Lukely Riley v. Louie L. Wainwright

810 F.2d 1006 | 11th Cir. | 1987

Lead Opinion

PER CURIAM:

The defendant seeks to appeal from the denial of his motion for summary judgment. No appeal is available. 10 Wright, Miller and Kane, Federal Practice and Procedure, § 2715 (1983); Pitney Bowes, Inc. v. Mestre, 701 F.2d 1365, 1368 (11th Cir.1983); In re Smith, 735 F.2d 459, 461 (11th Cir.1984). Nor does this case fall within any of the narrow exceptions to the rule of nonappealability such as the collateral order doctrine. See Smith, 735 F.2d at 461. The appeal is DISMISSED.






Rehearing

ON PETITION FOR REHEARING

PER CURIAM:

Mitchell v. Forsyth, 472 U.S. 511,530,105 S.Ct. 2806, 2817, 86 L.Ed.2d 411 (1985) held that “a district court’s denial of a claim of qualified immunity, to the extent that it turns on an issue of law, is an appealable ‘final decision’ within the meaning of 28 U.S.C. § 1291 notwithstanding the absence of a final judgment.” In the present case the district court’s denial of defendants’ motion for summary judgment did not turn on an issue of law; the court denied defendants’ claim of qualified immunity because the case required substantial factual development before it could be determined with finality whether Riley had been subjected to constitutional deprivation and, if so, whether some or all of the defendants were entitled to the benefit of qualified immunity. The district court’s order is therefore not a final appealable decision.

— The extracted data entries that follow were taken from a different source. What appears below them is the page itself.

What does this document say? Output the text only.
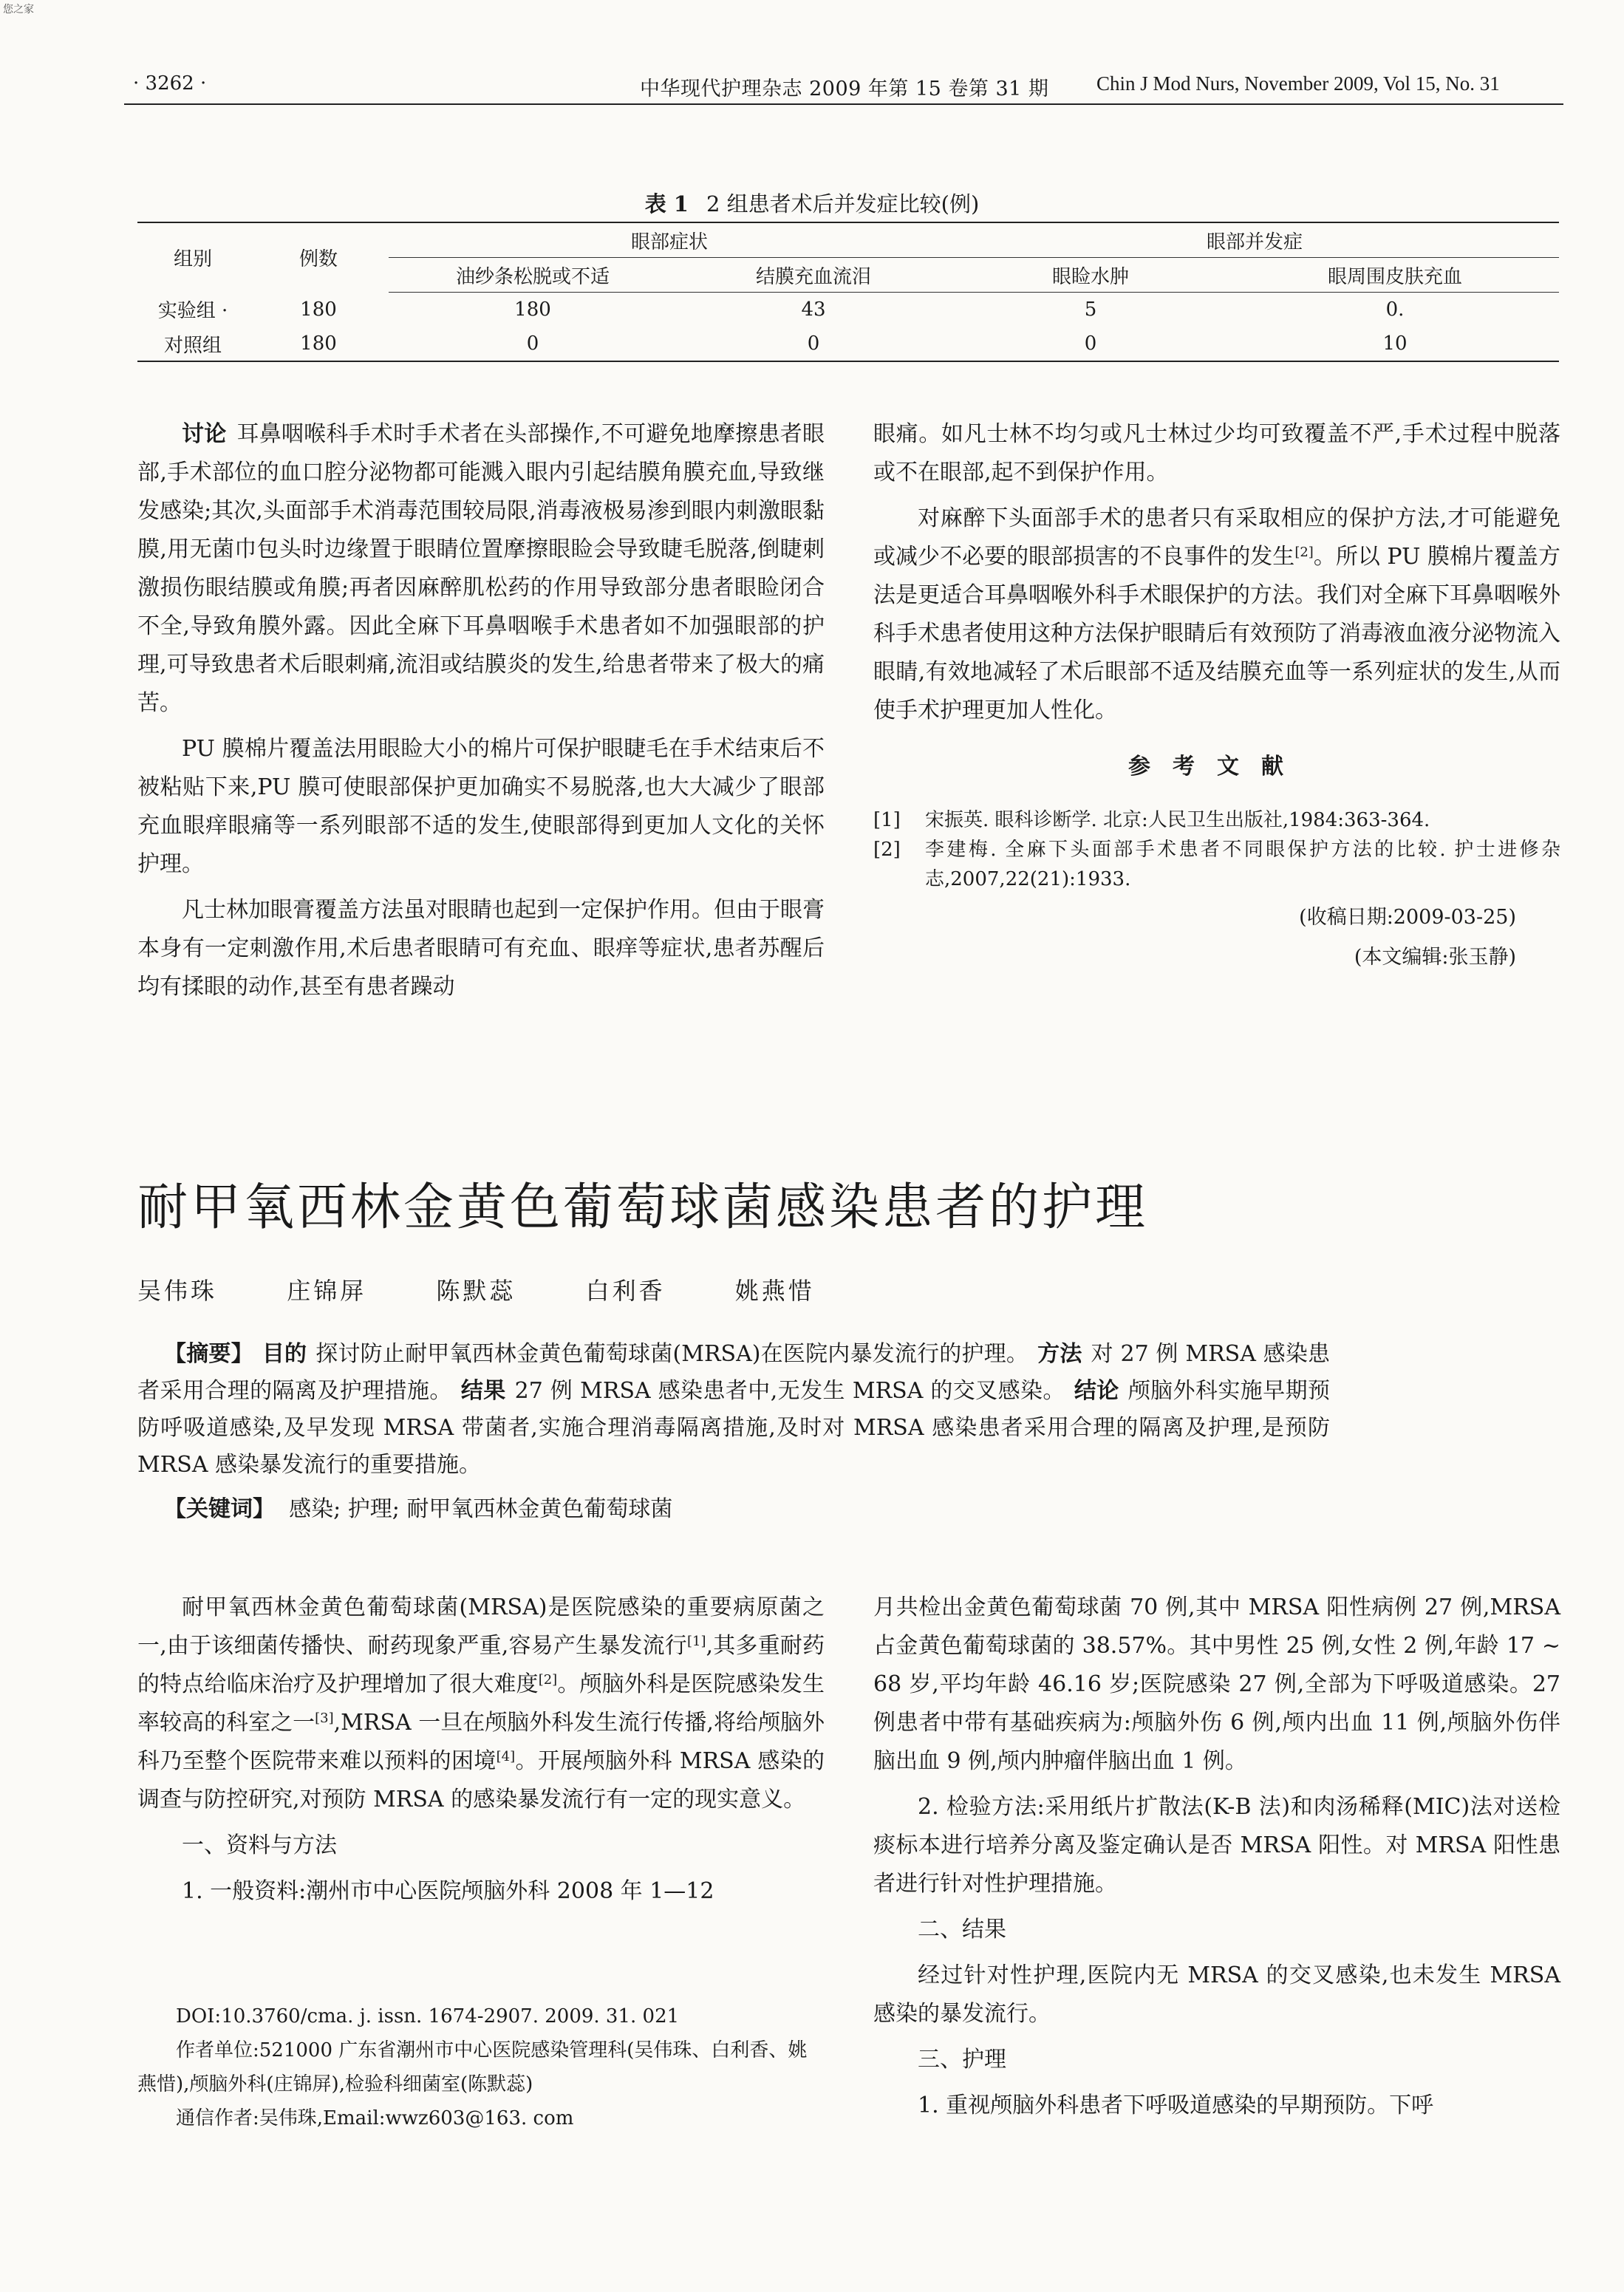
您之家
· 3262 ·	中华现代护理杂志 2009 年第 15 卷第 31 期 Chin J Mod Nurs, November 2009, Vol 15, No. 31
表 1 2 组患者术后并发症比较(例)
组别	例数	眼部症状		眼部并发症	
		油纱条松脱或不适	结膜充血流泪	眼睑水肿	眼周围皮肤充血
实验组 ·	180	180	43	5	0.
对照组	180	0	0	0	10

讨论 耳鼻咽喉科手术时手术者在头部操作,不可避免地摩擦患者眼部,手术部位的血口腔分泌物都可能溅入眼内引起结膜角膜充血,导致继发感染;其次,头面部手术消毒范围较局限,消毒液极易渗到眼内刺激眼黏膜,用无菌巾包头时边缘置于眼睛位置摩擦眼睑会导致睫毛脱落,倒睫刺激损伤眼结膜或角膜;再者因麻醉肌松药的作用导致部分患者眼睑闭合不全,导致角膜外露。因此全麻下耳鼻咽喉手术患者如不加强眼部的护理,可导致患者术后眼刺痛,流泪或结膜炎的发生,给患者带来了极大的痛苦。

PU 膜棉片覆盖法用眼睑大小的棉片可保护眼睫毛在手术结束后不被粘贴下来,PU 膜可使眼部保护更加确实不易脱落,也大大减少了眼部充血眼痒眼痛等一系列眼部不适的发生,使眼部得到更加人文化的关怀护理。

凡士林加眼膏覆盖方法虽对眼睛也起到一定保护作用。但由于眼膏本身有一定刺激作用,术后患者眼睛可有充血、眼痒等症状,患者苏醒后均有揉眼的动作,甚至有患者躁动

眼痛。如凡士林不均匀或凡士林过少均可致覆盖不严,手术过程中脱落或不在眼部,起不到保护作用。

对麻醉下头面部手术的患者只有采取相应的保护方法,才可能避免或减少不必要的眼部损害的不良事件的发生[2]。所以 PU 膜棉片覆盖方法是更适合耳鼻咽喉外科手术眼保护的方法。我们对全麻下耳鼻咽喉外科手术患者使用这种方法保护眼睛后有效预防了消毒液血液分泌物流入眼睛,有效地减轻了术后眼部不适及结膜充血等一系列症状的发生,从而使手术护理更加人性化。

参考文献
[1]	宋振英. 眼科诊断学. 北京:人民卫生出版社,1984:363-364.
[2]	李建梅. 全麻下头面部手术患者不同眼保护方法的比较. 护士进修杂志,2007,22(21):1933.
(收稿日期:2009-03-25)
(本文编辑:张玉静)
耐甲氧西林金黄色葡萄球菌感染患者的护理
吴伟珠	庄锦屏	陈默蕊	白利香	姚燕惜

【摘要】 目的 探讨防止耐甲氧西林金黄色葡萄球菌(MRSA)在医院内暴发流行的护理。 方法 对 27 例 MRSA 感染患者采用合理的隔离及护理措施。 结果 27 例 MRSA 感染患者中,无发生 MRSA 的交叉感染。 结论 颅脑外科实施早期预防呼吸道感染,及早发现 MRSA 带菌者,实施合理消毒隔离措施,及时对 MRSA 感染患者采用合理的隔离及护理,是预防 MRSA 感染暴发流行的重要措施。

【关键词】 感染; 护理; 耐甲氧西林金黄色葡萄球菌

耐甲氧西林金黄色葡萄球菌(MRSA)是医院感染的重要病原菌之一,由于该细菌传播快、耐药现象严重,容易产生暴发流行[1],其多重耐药的特点给临床治疗及护理增加了很大难度[2]。颅脑外科是医院感染发生率较高的科室之一[3],MRSA 一旦在颅脑外科发生流行传播,将给颅脑外科乃至整个医院带来难以预料的困境[4]。开展颅脑外科 MRSA 感染的调查与防控研究,对预防 MRSA 的感染暴发流行有一定的现实意义。

一、资料与方法

1. 一般资料:潮州市中心医院颅脑外科 2008 年 1—12

DOI:10.3760/cma. j. issn. 1674-2907. 2009. 31. 021

作者单位:521000 广东省潮州市中心医院感染管理科(吴伟珠、白利香、姚燕惜),颅脑外科(庄锦屏),检验科细菌室(陈默蕊)

通信作者:吴伟珠,Email:wwz603@163. com

月共检出金黄色葡萄球菌 70 例,其中 MRSA 阳性病例 27 例,MRSA 占金黄色葡萄球菌的 38.57%。其中男性 25 例,女性 2 例,年龄 17 ~ 68 岁,平均年龄 46.16 岁;医院感染 27 例,全部为下呼吸道感染。27 例患者中带有基础疾病为:颅脑外伤 6 例,颅内出血 11 例,颅脑外伤伴脑出血 9 例,颅内肿瘤伴脑出血 1 例。

2. 检验方法:采用纸片扩散法(K-B 法)和肉汤稀释(MIC)法对送检痰标本进行培养分离及鉴定确认是否 MRSA 阳性。对 MRSA 阳性患者进行针对性护理措施。

二、结果

经过针对性护理,医院内无 MRSA 的交叉感染,也未发生 MRSA 感染的暴发流行。

三、护理

1. 重视颅脑外科患者下呼吸道感染的早期预防。下呼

In addition, the Supreme Court in Mitchell v. Forsyth specifically noted that it was expressing no opinion regarding the appeal-ability of a denial of qualified immunity when the plaintiff’s action involves claims for injunctive relief that will have to be adjudicated regardless of the resolution of any damage claims. Id. 105 S.Ct. at 2812 n. 5. Because Riley requested injunctive relief as well as damages, this case is not clearly controlled by Mitchell v. Forsyth.

Wainwright’s petition for rehearing is DENIED.